Rien de tout cela n'est rapide ni satisfaisant. Le contre-terrorisme qui fonctionne tend à être lent, légaliste et peu spectaculaire, à l'opposé de ce que des publics effrayés réclament souvent au lendemain d'une attaque. Mais l'expérience suggère que la résilience compte autant que la riposte. Les sociétés qui encaissent les attaques sans renoncer à leurs libertés ni à leur cohésion privent les terroristes de la seule chose qu'ils désirent le plus : un ennemi transformé en ce monstre qu'ils prétendaient qu'il avait toujours été.

Vivre avec le risque

Une dernière vérité inconfortable est que le terrorisme ne peut être ramené à zéro, et le traiter comme si cela était possible fausse l'action publique. Statistiquement, dans la plupart des pays riches et stables, la probabilité pour un individu de mourir dans une attaque terroriste est extrêmement faible, bien inférieure aux risques quotidiens que les gens acceptent sans y penser. Il ne s'agit pas de minimiser l'horreur d'une attaque ni le chagrin de ses victimes, qui sont réels et durables. Il s'agit de dire que la puissance psychologique du terrorisme, sa capacité à dominer les unes et à remodeler la politique, est démesurément hors de proportion avec les dommages physiques qu'il cause.
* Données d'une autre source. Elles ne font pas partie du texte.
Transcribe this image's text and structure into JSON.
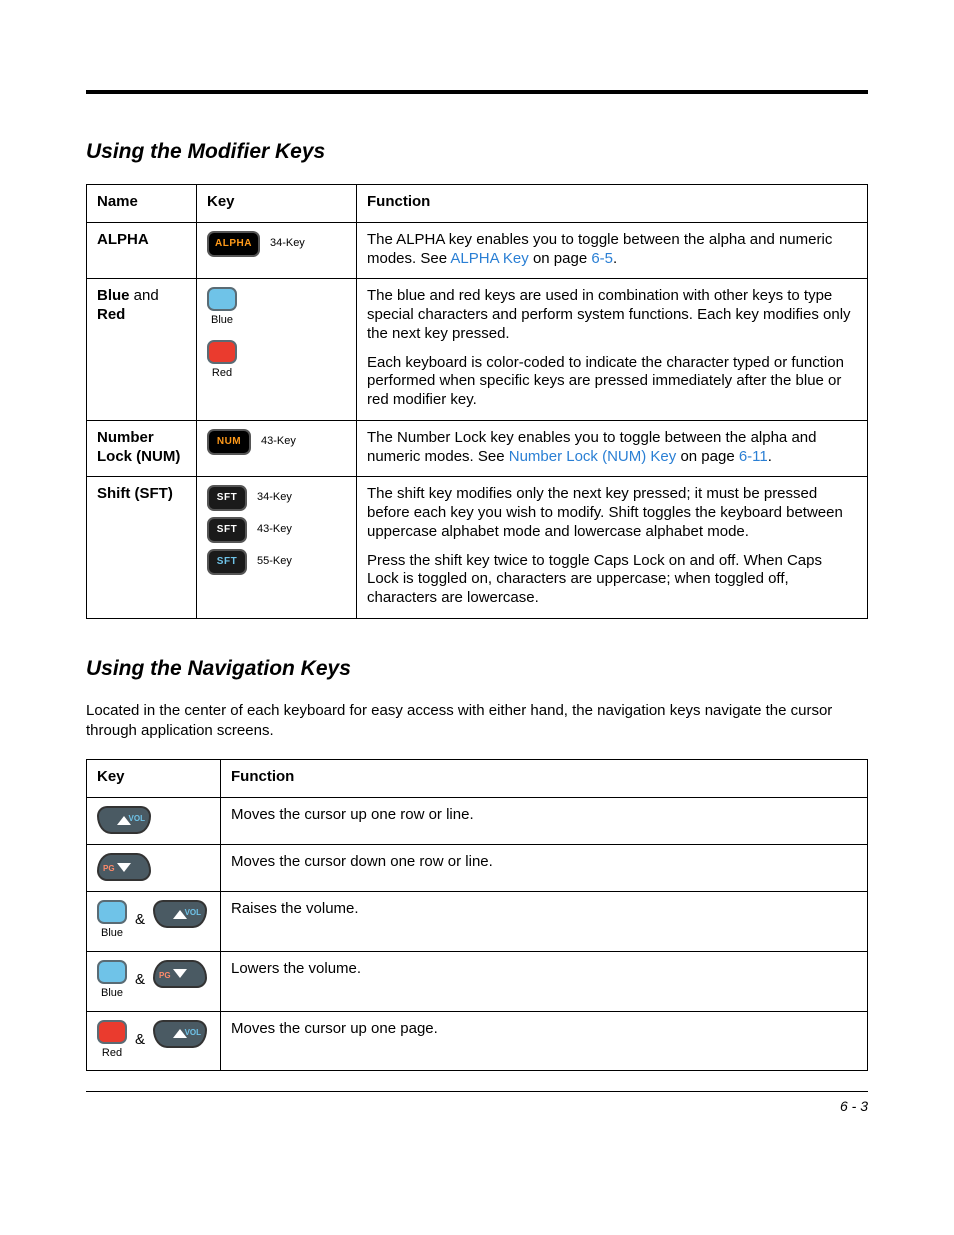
{
  "section1": {
    "title": "Using the Modifier Keys",
    "headers": {
      "name": "Name",
      "key": "Key",
      "function": "Function"
    },
    "rows": {
      "alpha": {
        "name": "ALPHA",
        "keycap": "ALPHA",
        "keycap_note": "34-Key",
        "func_pre": "The ALPHA key enables you to toggle between the alpha and numeric modes. See ",
        "func_link": "ALPHA Key",
        "func_mid": " on page ",
        "func_page": "6-5",
        "func_post": "."
      },
      "bluered": {
        "name_a": "Blue",
        "name_b": " and ",
        "name_c": "Red",
        "blue_label": "Blue",
        "red_label": "Red",
        "p1": "The blue and red keys are used in combination with other keys to type special characters and perform system functions. Each key modifies only the next key pressed.",
        "p2": "Each keyboard is color-coded to indicate the character typed or function performed when specific keys are pressed immediately after the blue or red modifier key."
      },
      "num": {
        "name": "Number Lock (NUM)",
        "keycap": "NUM",
        "keycap_note": "43-Key",
        "func_pre": "The Number Lock key enables you to toggle between the alpha and numeric modes. See ",
        "func_link": "Number Lock (NUM) Key",
        "func_mid": " on page ",
        "func_page": "6-11",
        "func_post": "."
      },
      "shift": {
        "name": "Shift (SFT)",
        "keycap": "SFT",
        "note34": "34-Key",
        "note43": "43-Key",
        "note55": "55-Key",
        "p1": "The shift key modifies only the next key pressed; it must be pressed before each key you wish to modify. Shift toggles the keyboard between uppercase alphabet mode and lowercase alphabet mode.",
        "p2": "Press the shift key twice to toggle Caps Lock on and off. When Caps Lock is toggled on, characters are uppercase; when toggled off, characters are lowercase."
      }
    }
  },
  "section2": {
    "title": "Using the Navigation Keys",
    "intro": "Located in the center of each keyboard for easy access with either hand, the navigation keys navigate the cursor through application screens.",
    "headers": {
      "key": "Key",
      "function": "Function"
    },
    "labels": {
      "vol": "VOL",
      "pg": "PG",
      "blue": "Blue",
      "red": "Red",
      "amp": "&"
    },
    "rows": {
      "up": {
        "func": "Moves the cursor up one row or line."
      },
      "down": {
        "func": "Moves the cursor down one row or line."
      },
      "volup": {
        "func": "Raises the volume."
      },
      "voldn": {
        "func": "Lowers the volume."
      },
      "pgup": {
        "func": "Moves the cursor up one page."
      }
    }
  },
  "footer": {
    "page": "6 - 3"
  }
}
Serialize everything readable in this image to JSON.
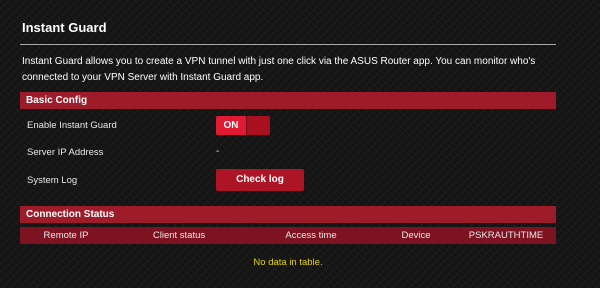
{
  "page": {
    "title": "Instant Guard",
    "description": "Instant Guard allows you to create a VPN tunnel with just one click via the ASUS Router app. You can monitor who's connected to your VPN Server with Instant Guard app."
  },
  "basic_config": {
    "header": "Basic Config",
    "enable_label": "Enable Instant Guard",
    "enable_toggle_text": "ON",
    "server_ip_label": "Server IP Address",
    "server_ip_value": "-",
    "system_log_label": "System Log",
    "check_log_label": "Check log"
  },
  "connection_status": {
    "header": "Connection Status",
    "columns": [
      "Remote IP",
      "Client status",
      "Access time",
      "Device",
      "PSKRAUTHTIME"
    ],
    "empty_text": "No data in table."
  },
  "colors": {
    "section_header": "#9e1c2a",
    "toggle_on": "#e01a32",
    "button": "#ad1426",
    "empty_text": "#e6d400"
  }
}
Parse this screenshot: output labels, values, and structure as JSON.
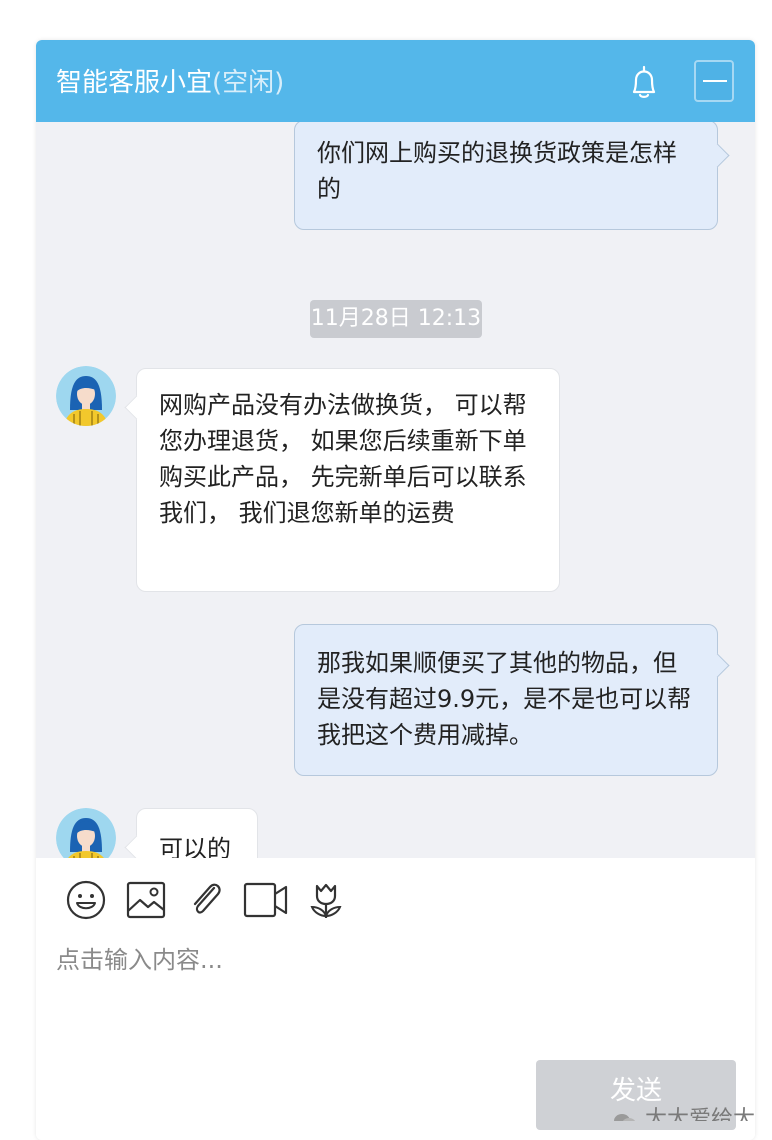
{
  "header": {
    "title": "智能客服小宜",
    "status": "(空闲)",
    "bell_icon": "bell-icon",
    "minimize_icon": "minimize-icon"
  },
  "colors": {
    "header_bg": "#54b7ea",
    "chat_bg": "#f0f1f5",
    "user_bubble_bg": "#e2ecfa",
    "agent_bubble_bg": "#ffffff",
    "timestamp_bg": "#c9cbd0",
    "send_bg": "#cfd1d5"
  },
  "messages": {
    "m1": "你们网上购买的退换货政策是怎样的",
    "timestamp": "11月28日 12:13",
    "m2": "网购产品没有办法做换货， 可以帮您办理退货， 如果您后续重新下单购买此产品， 先完新单后可以联系我们， 我们退您新单的运费",
    "m3": "那我如果顺便买了其他的物品，但是没有超过9.9元，是不是也可以帮我把这个费用减掉。",
    "m4": "可以的"
  },
  "composer": {
    "tools": [
      "emoji-icon",
      "image-icon",
      "attachment-icon",
      "video-icon",
      "flower-icon"
    ],
    "placeholder": "点击输入内容...",
    "send_label": "发送"
  },
  "watermark": {
    "icon": "wechat-icon",
    "text": "大大爱给大"
  }
}
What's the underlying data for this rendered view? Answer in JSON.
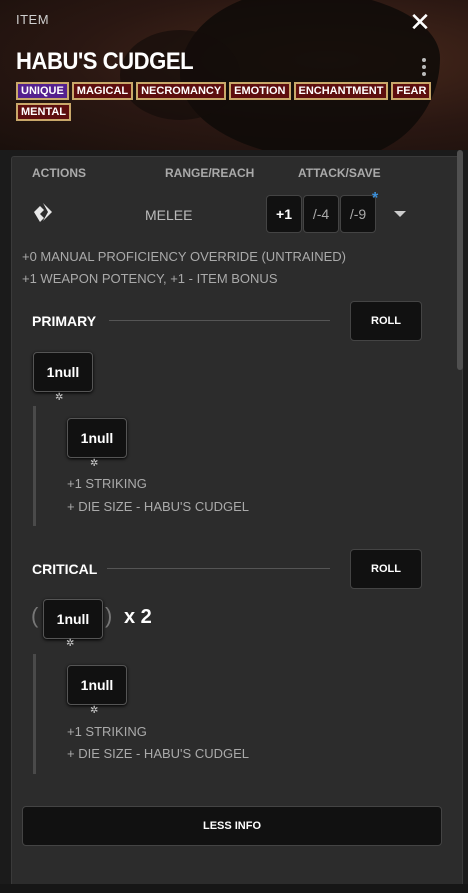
{
  "header": {
    "item_type": "ITEM",
    "title": "HABU'S CUDGEL",
    "traits": [
      "UNIQUE",
      "MAGICAL",
      "NECROMANCY",
      "EMOTION",
      "ENCHANTMENT",
      "FEAR",
      "MENTAL"
    ]
  },
  "columns": {
    "actions": "ACTIONS",
    "range": "RANGE/REACH",
    "attack": "ATTACK/SAVE"
  },
  "strike": {
    "action_icon": "one-action-icon",
    "range_value": "MELEE",
    "attacks": [
      "+1",
      "/-4",
      "/-9"
    ],
    "asterisk": "*"
  },
  "notes": {
    "proficiency": "+0 MANUAL PROFICIENCY OVERRIDE (UNTRAINED)",
    "potency": "+1 WEAPON POTENCY, +1 - ITEM BONUS"
  },
  "primary": {
    "label": "PRIMARY",
    "roll_label": "ROLL",
    "damage": "1null",
    "sub_damage": "1null",
    "mod1": "+1 STRIKING",
    "mod2": "+ DIE SIZE - HABU'S CUDGEL"
  },
  "critical": {
    "label": "CRITICAL",
    "roll_label": "ROLL",
    "damage": "1null",
    "multiplier": "x 2",
    "paren_open": "(",
    "paren_close": ")",
    "sub_damage": "1null",
    "mod1": "+1 STRIKING",
    "mod2": "+ DIE SIZE - HABU'S CUDGEL"
  },
  "footer": {
    "less_info": "LESS INFO"
  },
  "icons": {
    "close": "close-icon",
    "menu": "kebab-menu-icon",
    "gear": "gear-icon"
  },
  "colors": {
    "trait_bg": "#5d0e0e",
    "trait_border": "#c9a86a",
    "unique_bg": "#54208e",
    "asterisk": "#3b8fd9"
  }
}
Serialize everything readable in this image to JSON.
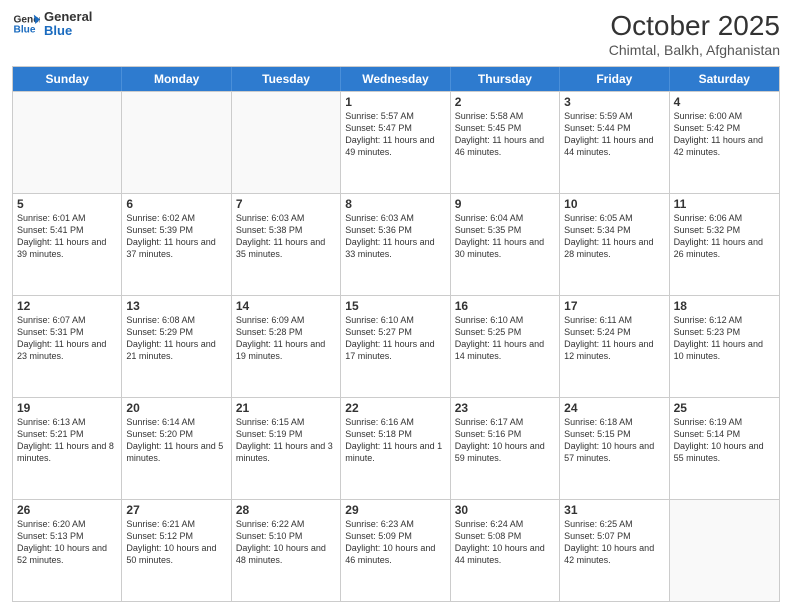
{
  "header": {
    "logo_general": "General",
    "logo_blue": "Blue",
    "month": "October 2025",
    "location": "Chimtal, Balkh, Afghanistan"
  },
  "weekdays": [
    "Sunday",
    "Monday",
    "Tuesday",
    "Wednesday",
    "Thursday",
    "Friday",
    "Saturday"
  ],
  "rows": [
    [
      {
        "day": "",
        "empty": true
      },
      {
        "day": "",
        "empty": true
      },
      {
        "day": "",
        "empty": true
      },
      {
        "day": "1",
        "sunrise": "5:57 AM",
        "sunset": "5:47 PM",
        "daylight": "11 hours and 49 minutes."
      },
      {
        "day": "2",
        "sunrise": "5:58 AM",
        "sunset": "5:45 PM",
        "daylight": "11 hours and 46 minutes."
      },
      {
        "day": "3",
        "sunrise": "5:59 AM",
        "sunset": "5:44 PM",
        "daylight": "11 hours and 44 minutes."
      },
      {
        "day": "4",
        "sunrise": "6:00 AM",
        "sunset": "5:42 PM",
        "daylight": "11 hours and 42 minutes."
      }
    ],
    [
      {
        "day": "5",
        "sunrise": "6:01 AM",
        "sunset": "5:41 PM",
        "daylight": "11 hours and 39 minutes."
      },
      {
        "day": "6",
        "sunrise": "6:02 AM",
        "sunset": "5:39 PM",
        "daylight": "11 hours and 37 minutes."
      },
      {
        "day": "7",
        "sunrise": "6:03 AM",
        "sunset": "5:38 PM",
        "daylight": "11 hours and 35 minutes."
      },
      {
        "day": "8",
        "sunrise": "6:03 AM",
        "sunset": "5:36 PM",
        "daylight": "11 hours and 33 minutes."
      },
      {
        "day": "9",
        "sunrise": "6:04 AM",
        "sunset": "5:35 PM",
        "daylight": "11 hours and 30 minutes."
      },
      {
        "day": "10",
        "sunrise": "6:05 AM",
        "sunset": "5:34 PM",
        "daylight": "11 hours and 28 minutes."
      },
      {
        "day": "11",
        "sunrise": "6:06 AM",
        "sunset": "5:32 PM",
        "daylight": "11 hours and 26 minutes."
      }
    ],
    [
      {
        "day": "12",
        "sunrise": "6:07 AM",
        "sunset": "5:31 PM",
        "daylight": "11 hours and 23 minutes."
      },
      {
        "day": "13",
        "sunrise": "6:08 AM",
        "sunset": "5:29 PM",
        "daylight": "11 hours and 21 minutes."
      },
      {
        "day": "14",
        "sunrise": "6:09 AM",
        "sunset": "5:28 PM",
        "daylight": "11 hours and 19 minutes."
      },
      {
        "day": "15",
        "sunrise": "6:10 AM",
        "sunset": "5:27 PM",
        "daylight": "11 hours and 17 minutes."
      },
      {
        "day": "16",
        "sunrise": "6:10 AM",
        "sunset": "5:25 PM",
        "daylight": "11 hours and 14 minutes."
      },
      {
        "day": "17",
        "sunrise": "6:11 AM",
        "sunset": "5:24 PM",
        "daylight": "11 hours and 12 minutes."
      },
      {
        "day": "18",
        "sunrise": "6:12 AM",
        "sunset": "5:23 PM",
        "daylight": "11 hours and 10 minutes."
      }
    ],
    [
      {
        "day": "19",
        "sunrise": "6:13 AM",
        "sunset": "5:21 PM",
        "daylight": "11 hours and 8 minutes."
      },
      {
        "day": "20",
        "sunrise": "6:14 AM",
        "sunset": "5:20 PM",
        "daylight": "11 hours and 5 minutes."
      },
      {
        "day": "21",
        "sunrise": "6:15 AM",
        "sunset": "5:19 PM",
        "daylight": "11 hours and 3 minutes."
      },
      {
        "day": "22",
        "sunrise": "6:16 AM",
        "sunset": "5:18 PM",
        "daylight": "11 hours and 1 minute."
      },
      {
        "day": "23",
        "sunrise": "6:17 AM",
        "sunset": "5:16 PM",
        "daylight": "10 hours and 59 minutes."
      },
      {
        "day": "24",
        "sunrise": "6:18 AM",
        "sunset": "5:15 PM",
        "daylight": "10 hours and 57 minutes."
      },
      {
        "day": "25",
        "sunrise": "6:19 AM",
        "sunset": "5:14 PM",
        "daylight": "10 hours and 55 minutes."
      }
    ],
    [
      {
        "day": "26",
        "sunrise": "6:20 AM",
        "sunset": "5:13 PM",
        "daylight": "10 hours and 52 minutes."
      },
      {
        "day": "27",
        "sunrise": "6:21 AM",
        "sunset": "5:12 PM",
        "daylight": "10 hours and 50 minutes."
      },
      {
        "day": "28",
        "sunrise": "6:22 AM",
        "sunset": "5:10 PM",
        "daylight": "10 hours and 48 minutes."
      },
      {
        "day": "29",
        "sunrise": "6:23 AM",
        "sunset": "5:09 PM",
        "daylight": "10 hours and 46 minutes."
      },
      {
        "day": "30",
        "sunrise": "6:24 AM",
        "sunset": "5:08 PM",
        "daylight": "10 hours and 44 minutes."
      },
      {
        "day": "31",
        "sunrise": "6:25 AM",
        "sunset": "5:07 PM",
        "daylight": "10 hours and 42 minutes."
      },
      {
        "day": "",
        "empty": true
      }
    ]
  ]
}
Cette asymétrie est précisément le ressort de la tactique, et la reconnaître est en soi une forme de défense. Un public qui comprend le terrorisme comme une stratégie de la peur est plus difficile à entraîner vers la surréaction. Des réponses calmes et fondées sur des données, ancrées dans l'État de droit et proportionnées à la menace réelle, privent le terrorisme de son oxygène. Le but du contre-terrorisme, en fin de compte, n'est pas seulement d'empêcher la prochaine attaque, mais de refuser le marché plus large que propose le terroriste, à savoir échanger une société ouverte contre l'illusion d'une sécurité parfaite.

Points clés à retenir

Le terrorisme se comprend mieux non comme une sauvagerie aléatoire, mais comme une stratégie délibérée de communication par la peur, employée le plus souvent par des groupes trop faibles pour l'emporter par des moyens classiques et dirigée vers un public bien plus vaste que les victimes immédiates. Ses finalités, la coercition, la provocation, le sabotage, la surenchère et la mobilisation, sont cohérentes même lorsque ses actes sont monstrueux, et c'est précisément pourquoi les réponses efficaces doivent l'être aussi. Les données plaident systématiquement en faveur d'un renseignement et d'un travail policier patients, d'une force légale et proportionnée, de véritables sorties politiques pour les griefs légitimes, et de la confiance des communautés que les militants cherchent à exploiter, tout en mettant en garde contre la surréaction et la punition collective qui offrent aux militants leurs victoires de propagande. La plupart des groupes terroristes de l'histoire ont pris fin par la politique ou le travail policier plutôt que par la conquête militaire, et les sociétés qui s'en sortent le mieux sont celles qui sont assez résilientes pour encaisser une attaque sans abandonner l'ordre ouvert et respectueux du droit qui est, en vérité, la cible la plus difficile de toutes.